Service Knows No Age
On Thursday’s here at KidMin Mama I like to share posts that are relevant to church plant or ministry life. If any of you are involved in a church plant, you know that it is heavily service based. Our church meets in a school and each week we have to drive a truck (affectionately called “the truck”, clever, I know) to the school, unload everything we need and turn a gym and cafeteria magically into a church. Rather than stained glass, we have black curtains, folding chairs instead of pews and if we ever need a baptistery we borrow a cattle trough from the feed store. It’s not always pretty, but it works and church happens (even one Sunday when we had no power).
It can be a drag recruiting people for setup and tear down each week, because unless it’s summer or Christmas break, it is always a need and something to be done. People have a good attitude about it and we are so thankful for the group of men that sign up to help week in and week out. Tearing down, a lot of people pitch in. My girls even drag toys and roll up rugs to help with the process (this has since caused a “tear down” routine at home when I occasionally walk in and find our playroom rug rolled up). The most frustrating part is seeing our well-abled teenagers not jumping in and helping with tear down. Some of them seriously avoid it like the plague.
My husband and I had a conversation about it one day and I realized something; they have most likely grown up in a church where the chairs, tables, and supplies just magically showed up. They walked into their Sunday School classes never even questioning how everything was set up and ready to go…it just was. These teenagers as children most likely never had teachers and leaders tell them to tear down the curtains or stack chairs. The most they were asked to do was to put their trash away. It’s almost foreign to them because they didn’t grow up with it.
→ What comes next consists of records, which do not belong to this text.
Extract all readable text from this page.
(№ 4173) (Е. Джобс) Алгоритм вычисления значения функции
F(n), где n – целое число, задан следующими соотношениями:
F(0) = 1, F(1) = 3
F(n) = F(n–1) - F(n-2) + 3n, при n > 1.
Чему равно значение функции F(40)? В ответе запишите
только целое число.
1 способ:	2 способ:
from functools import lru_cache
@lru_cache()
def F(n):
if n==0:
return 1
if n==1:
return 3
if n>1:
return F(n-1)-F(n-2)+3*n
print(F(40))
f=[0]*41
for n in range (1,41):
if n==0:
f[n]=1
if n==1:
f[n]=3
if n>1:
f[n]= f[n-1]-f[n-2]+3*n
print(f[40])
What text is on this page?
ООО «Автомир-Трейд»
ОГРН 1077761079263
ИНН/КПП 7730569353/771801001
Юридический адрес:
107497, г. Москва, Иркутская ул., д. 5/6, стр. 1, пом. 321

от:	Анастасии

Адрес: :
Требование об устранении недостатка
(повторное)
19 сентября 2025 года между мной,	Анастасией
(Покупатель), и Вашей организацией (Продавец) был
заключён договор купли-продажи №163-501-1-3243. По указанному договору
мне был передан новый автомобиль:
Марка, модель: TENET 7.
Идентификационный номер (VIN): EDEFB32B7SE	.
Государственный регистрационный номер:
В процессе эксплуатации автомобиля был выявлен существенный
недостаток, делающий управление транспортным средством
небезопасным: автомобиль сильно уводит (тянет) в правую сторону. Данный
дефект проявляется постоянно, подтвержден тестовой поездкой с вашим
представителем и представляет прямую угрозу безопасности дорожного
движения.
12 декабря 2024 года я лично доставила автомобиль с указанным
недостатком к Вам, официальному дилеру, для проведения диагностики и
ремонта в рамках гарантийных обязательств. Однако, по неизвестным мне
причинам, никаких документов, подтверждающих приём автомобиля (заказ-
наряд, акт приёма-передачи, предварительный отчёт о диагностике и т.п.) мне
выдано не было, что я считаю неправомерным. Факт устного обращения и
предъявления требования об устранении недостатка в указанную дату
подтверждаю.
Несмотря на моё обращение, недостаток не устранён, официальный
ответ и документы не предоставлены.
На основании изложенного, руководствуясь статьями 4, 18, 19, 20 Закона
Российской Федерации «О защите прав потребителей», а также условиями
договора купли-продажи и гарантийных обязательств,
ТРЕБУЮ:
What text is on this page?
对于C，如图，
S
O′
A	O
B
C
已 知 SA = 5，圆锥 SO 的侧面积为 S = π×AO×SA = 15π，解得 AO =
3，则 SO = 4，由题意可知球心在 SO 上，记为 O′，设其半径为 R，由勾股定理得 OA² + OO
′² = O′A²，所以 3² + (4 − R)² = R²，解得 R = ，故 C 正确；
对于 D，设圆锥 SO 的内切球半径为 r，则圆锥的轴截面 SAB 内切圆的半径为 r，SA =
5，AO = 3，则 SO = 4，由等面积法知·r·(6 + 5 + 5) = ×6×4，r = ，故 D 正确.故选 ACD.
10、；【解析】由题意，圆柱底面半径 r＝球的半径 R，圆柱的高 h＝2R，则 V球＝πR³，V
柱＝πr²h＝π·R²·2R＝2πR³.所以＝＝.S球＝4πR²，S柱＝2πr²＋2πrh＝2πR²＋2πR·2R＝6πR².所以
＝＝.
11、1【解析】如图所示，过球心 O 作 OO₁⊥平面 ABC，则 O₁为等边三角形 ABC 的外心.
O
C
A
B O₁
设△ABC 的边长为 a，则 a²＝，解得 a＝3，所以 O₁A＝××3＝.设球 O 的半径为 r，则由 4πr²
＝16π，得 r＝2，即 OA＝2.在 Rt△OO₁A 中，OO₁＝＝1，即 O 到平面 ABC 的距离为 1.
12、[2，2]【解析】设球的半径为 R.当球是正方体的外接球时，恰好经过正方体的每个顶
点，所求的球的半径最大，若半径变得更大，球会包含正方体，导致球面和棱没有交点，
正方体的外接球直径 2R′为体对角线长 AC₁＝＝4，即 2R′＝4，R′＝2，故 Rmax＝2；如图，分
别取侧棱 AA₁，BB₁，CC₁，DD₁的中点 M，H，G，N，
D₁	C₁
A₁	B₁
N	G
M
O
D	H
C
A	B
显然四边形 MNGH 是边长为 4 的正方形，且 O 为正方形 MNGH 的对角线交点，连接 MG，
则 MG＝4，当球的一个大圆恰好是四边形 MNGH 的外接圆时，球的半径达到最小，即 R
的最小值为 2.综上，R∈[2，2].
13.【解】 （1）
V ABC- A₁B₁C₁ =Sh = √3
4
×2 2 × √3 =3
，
I’m not excusing the lack of service we see in our teens, because we have some that jump in and help every week. I’m just saying we might have to keep shoving them, keep helping them recognize the need to serve and help not only as a benefit to the process, but as an act of worship. This is a great opportunity for men of the church to pour into their lives by modeling for them what service is.
As I’ve shared before, I grew up in a church plant and we were all taught to pitch in. If someone made a mess, clean it up. If we need to stack chairs, everyone get a chair. I remember after we left our church plant and we moved to a larger church, one day someone spilled a drink and just left it. In fact, people just stepped over it for several minutes and no one went to grab a towel or tried to clean it up at all. After I walked past the mess and saw that it had been there awhile, I ran to get a towel to clean it up. No, it was not my job, in fact, it should have been everyone’s job.
The last thing we need to show our children is to wait for someone else to do it. That is the worst mentality for service. “We need more workers in the nursery”. Wait for someone else to do it. “We need greeters on Sunday”. Wait for someone else to do it. “We need more people for setup”. Wait for someone else to do it. What if no one does it? What if we make excuses and miss an opportunity to serve the Lord? What does that teach our children?
My dad always says, “more is caught than taught”. If we want to see our children have hearts for service. We have to have them first. We have to sign up, show up, and invest in order for our children to see the blessings that come from worshipping the Lord through service. “Serving in that area is really out of my comfort zone”. Great! What a wonderful example to your children of getting out of their comfort zones for Jesus, cause it doesn’t exactly say this in the Bible, but being a Christ follower can be super awkward at times. Model for them those awkward moments, talk to them about it and show them how you pushed through and what a blessing it was.
Service is fun. Yes it can be draining and frustrating at times, but so is everything else. Jump on board with your church, take a leap and try something new. And push your children to serve the Lord even if it’s just by stacking chairs or folding curtains. How else will they see the joy that is serving with others? Model it, push them and see how attitudes and hearts can change.